TRPV1 is found in the central nervous system, GI tract, keratinocytes, and sensory neurons. TRPV1 has multiple functions, including thermo-reception, and these functions may depend on the distribution of TRPV1 (Mezey et al., 2000; Szallasi and Blumberg, 2007). The functions of TRPV1 are regulated by phosphorylation, desensitization and phosphatidylinositol 4,5-bisphosphate (PIP₂), a molecule that is involved not only in thermal pain but also in some types of pathological pain, such as inflammatory pain or neuropathic pain (Szallasi and Blumberg, 2007). In addition to the signaling pathways which regulate TRPV1 (phosphorylation and desensitization, etc.), the expression level of TRPV1 is also considered to play a pivotal role in pain hypersensitivity under chronic pain conditions. Current models suggest that the levels of TRPV1 increase in neuropathic pain conditions (Biggs et al., 2007; Fukuoka et al., 2002; Kanai et al., 2005) and in uninjured or spared neurons after nerve ligation/transection; in contrast, TRPV1 levels are thought to decrease in injured neurons (Hudson et al., 2001; Kim et al., 2008; Michael and Priestley, 1999). Thus, regulation of the protein levels of TRPV1 has been suggested to be a major determinant of TRPV1 function in pathological conditions. Also, sensitization of spinal TRPV1 by its upregulation was involved in the development and/or maintenance of mechanical allodynia (Kanai et al., 2005; Kim et al., 2012). However, no evidence for a suitable mechanism of TRPV1 recycling has yet been obtained, although changes in the levels of TRPV1 in nerves or the spinal cord have been observed after nerve injury, or in various pain models. In the present study, we found that TRPV1 is regulated via an autophagy-dependent pathway, and that this pathway is enhanced by cortisol. To our knowledge, this is the first evidence concerning TRPV1 degradation and recycling. Recent evidence has demonstrated that autophagy, not ubiquitination, can also regulate the cellular levels of two wild-type connexins, CX50 and CX43, whose functions can be rapidly modulated by degradation (Fong et al., 2012; Lichtenstein et al., 2011). We propose that TRPV1 is regulated via an autophagy-dependent pathway, in a manner similar to the involvement of autophagy in the proteolysis of connexins.

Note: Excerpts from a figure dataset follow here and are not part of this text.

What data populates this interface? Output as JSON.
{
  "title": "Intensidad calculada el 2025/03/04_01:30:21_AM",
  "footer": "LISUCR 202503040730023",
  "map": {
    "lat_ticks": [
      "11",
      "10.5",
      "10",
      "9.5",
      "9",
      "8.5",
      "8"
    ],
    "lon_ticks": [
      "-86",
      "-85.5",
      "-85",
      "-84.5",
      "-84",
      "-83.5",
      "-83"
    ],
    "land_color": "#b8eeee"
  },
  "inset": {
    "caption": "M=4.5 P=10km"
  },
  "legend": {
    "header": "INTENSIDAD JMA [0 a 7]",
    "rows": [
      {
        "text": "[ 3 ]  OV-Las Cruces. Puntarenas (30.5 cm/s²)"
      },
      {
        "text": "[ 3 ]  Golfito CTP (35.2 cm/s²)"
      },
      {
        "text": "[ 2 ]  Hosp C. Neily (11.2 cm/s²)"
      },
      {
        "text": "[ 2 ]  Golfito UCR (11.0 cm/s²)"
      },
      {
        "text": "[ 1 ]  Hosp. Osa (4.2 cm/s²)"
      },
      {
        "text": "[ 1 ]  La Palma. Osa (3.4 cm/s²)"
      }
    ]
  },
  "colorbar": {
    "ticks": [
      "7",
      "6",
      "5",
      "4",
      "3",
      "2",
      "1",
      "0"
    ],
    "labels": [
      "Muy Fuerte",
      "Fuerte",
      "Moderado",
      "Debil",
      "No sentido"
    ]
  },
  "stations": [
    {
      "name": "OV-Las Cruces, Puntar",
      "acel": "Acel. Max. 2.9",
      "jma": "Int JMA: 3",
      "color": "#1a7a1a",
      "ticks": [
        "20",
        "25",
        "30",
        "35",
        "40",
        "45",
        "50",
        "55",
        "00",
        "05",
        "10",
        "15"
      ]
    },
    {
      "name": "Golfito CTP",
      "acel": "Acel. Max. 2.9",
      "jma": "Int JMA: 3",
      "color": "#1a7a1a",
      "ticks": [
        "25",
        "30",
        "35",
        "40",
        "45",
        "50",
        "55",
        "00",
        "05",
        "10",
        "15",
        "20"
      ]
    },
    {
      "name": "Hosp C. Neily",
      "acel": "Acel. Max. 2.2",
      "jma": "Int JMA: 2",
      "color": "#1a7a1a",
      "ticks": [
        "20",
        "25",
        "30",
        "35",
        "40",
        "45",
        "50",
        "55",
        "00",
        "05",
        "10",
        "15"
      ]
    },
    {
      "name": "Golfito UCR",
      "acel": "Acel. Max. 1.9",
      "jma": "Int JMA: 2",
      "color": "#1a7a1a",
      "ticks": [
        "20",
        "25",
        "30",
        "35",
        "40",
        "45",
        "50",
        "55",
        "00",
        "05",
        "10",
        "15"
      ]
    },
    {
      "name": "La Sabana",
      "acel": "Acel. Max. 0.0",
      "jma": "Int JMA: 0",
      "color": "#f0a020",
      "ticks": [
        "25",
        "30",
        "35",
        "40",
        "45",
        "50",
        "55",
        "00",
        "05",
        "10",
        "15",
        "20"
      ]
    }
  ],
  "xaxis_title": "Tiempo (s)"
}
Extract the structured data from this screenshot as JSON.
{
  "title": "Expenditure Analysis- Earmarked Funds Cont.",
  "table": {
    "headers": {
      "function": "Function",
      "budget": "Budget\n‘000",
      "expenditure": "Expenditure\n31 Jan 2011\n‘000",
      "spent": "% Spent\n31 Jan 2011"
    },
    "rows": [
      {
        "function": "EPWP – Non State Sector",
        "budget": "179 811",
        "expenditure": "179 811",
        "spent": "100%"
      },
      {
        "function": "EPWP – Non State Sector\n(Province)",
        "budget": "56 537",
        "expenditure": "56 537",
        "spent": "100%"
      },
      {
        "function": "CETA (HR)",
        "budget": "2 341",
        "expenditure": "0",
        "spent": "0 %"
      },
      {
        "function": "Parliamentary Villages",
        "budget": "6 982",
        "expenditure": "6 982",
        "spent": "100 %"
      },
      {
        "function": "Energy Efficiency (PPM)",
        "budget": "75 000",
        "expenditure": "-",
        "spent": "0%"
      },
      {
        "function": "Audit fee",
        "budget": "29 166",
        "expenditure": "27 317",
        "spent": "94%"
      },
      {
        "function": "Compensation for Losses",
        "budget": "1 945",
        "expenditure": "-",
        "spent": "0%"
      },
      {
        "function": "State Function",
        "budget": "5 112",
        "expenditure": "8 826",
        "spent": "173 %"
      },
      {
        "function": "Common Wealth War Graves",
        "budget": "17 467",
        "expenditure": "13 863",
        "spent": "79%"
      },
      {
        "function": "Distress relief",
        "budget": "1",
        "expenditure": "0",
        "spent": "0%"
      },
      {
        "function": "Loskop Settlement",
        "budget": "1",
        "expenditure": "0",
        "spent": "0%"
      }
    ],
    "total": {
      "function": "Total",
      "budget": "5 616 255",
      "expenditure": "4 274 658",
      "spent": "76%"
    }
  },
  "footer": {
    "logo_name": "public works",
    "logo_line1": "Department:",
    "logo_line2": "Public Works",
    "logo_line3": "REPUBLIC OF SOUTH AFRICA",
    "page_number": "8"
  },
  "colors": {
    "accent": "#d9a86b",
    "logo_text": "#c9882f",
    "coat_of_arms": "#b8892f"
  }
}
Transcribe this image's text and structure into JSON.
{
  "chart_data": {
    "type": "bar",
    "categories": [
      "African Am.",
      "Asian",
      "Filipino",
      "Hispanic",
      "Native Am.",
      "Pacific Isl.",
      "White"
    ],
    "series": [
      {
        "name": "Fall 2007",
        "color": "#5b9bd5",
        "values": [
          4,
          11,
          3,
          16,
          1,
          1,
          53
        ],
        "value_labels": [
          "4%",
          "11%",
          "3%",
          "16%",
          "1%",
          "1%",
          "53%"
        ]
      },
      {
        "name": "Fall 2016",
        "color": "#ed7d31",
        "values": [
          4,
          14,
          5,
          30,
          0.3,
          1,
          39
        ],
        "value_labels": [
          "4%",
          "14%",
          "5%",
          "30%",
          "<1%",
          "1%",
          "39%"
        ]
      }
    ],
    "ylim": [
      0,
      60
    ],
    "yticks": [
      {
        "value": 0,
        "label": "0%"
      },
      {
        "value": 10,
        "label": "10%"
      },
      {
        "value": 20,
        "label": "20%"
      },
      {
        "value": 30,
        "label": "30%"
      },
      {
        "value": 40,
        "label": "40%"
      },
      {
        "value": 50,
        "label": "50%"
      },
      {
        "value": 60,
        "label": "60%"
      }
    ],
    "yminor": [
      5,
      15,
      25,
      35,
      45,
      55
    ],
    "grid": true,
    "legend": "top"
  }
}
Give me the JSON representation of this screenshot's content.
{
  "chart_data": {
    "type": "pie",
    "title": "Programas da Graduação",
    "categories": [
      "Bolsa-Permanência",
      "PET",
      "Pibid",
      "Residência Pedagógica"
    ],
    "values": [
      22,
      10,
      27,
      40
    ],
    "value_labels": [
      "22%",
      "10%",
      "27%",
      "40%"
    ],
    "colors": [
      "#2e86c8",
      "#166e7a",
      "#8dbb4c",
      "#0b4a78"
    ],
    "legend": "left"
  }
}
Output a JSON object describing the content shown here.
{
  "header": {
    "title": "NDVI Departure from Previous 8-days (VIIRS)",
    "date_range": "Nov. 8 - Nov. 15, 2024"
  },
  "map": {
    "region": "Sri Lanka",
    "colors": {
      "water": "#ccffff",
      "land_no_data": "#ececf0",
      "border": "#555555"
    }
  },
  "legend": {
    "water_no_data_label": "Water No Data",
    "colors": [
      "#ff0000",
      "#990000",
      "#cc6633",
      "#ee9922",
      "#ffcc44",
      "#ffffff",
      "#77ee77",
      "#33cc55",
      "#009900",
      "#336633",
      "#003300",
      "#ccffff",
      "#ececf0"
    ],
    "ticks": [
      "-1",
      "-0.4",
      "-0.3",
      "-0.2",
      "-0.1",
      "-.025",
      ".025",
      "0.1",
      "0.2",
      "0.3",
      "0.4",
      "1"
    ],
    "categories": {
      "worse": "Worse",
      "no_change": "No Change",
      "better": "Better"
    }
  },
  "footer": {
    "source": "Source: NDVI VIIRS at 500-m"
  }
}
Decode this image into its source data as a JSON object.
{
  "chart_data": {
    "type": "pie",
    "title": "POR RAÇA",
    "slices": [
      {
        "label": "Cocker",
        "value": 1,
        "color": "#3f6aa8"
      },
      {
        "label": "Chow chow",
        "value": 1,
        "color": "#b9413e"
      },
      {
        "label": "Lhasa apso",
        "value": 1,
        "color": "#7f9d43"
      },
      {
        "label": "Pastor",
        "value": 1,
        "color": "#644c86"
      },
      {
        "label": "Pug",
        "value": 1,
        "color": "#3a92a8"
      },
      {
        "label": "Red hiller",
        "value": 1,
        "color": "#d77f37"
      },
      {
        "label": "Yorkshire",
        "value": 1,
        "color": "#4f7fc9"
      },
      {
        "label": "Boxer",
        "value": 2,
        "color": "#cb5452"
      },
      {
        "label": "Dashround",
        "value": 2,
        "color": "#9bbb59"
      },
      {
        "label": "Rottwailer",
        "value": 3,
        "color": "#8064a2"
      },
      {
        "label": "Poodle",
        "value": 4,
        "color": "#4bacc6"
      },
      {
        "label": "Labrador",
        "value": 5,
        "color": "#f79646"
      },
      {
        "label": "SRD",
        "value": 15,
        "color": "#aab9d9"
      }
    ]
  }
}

Recently, dexamethasone has been shown to increase the expression of a gene encoding a stress response protein (Dig2/RTP801/REDD1), which is known to contribute to the induction of autophagy by inhibiting mTOR signaling (Molitoris et al., 2011). Furthermore, glucocorticoids have been shown to induce autophagy in osteocytes (Xia et al., 2010). Consistent with these previous studies, we observed that cortisol induced autophagy in HeLa cells. We revealed that the mechanism of TRPV1 degradation involves autophagy under cortisol exposure conditions. Our results suggest a plausible recycling mechanism by which autophagy contributes to the degradation of TRPV1, thus regulating its expression level. The observation that TRPV1 degradation is also mediated by cortisol-induced autophagy suggests that autophagy could contribute to TRPV1-mediated pain responses under pathologic pain conditions.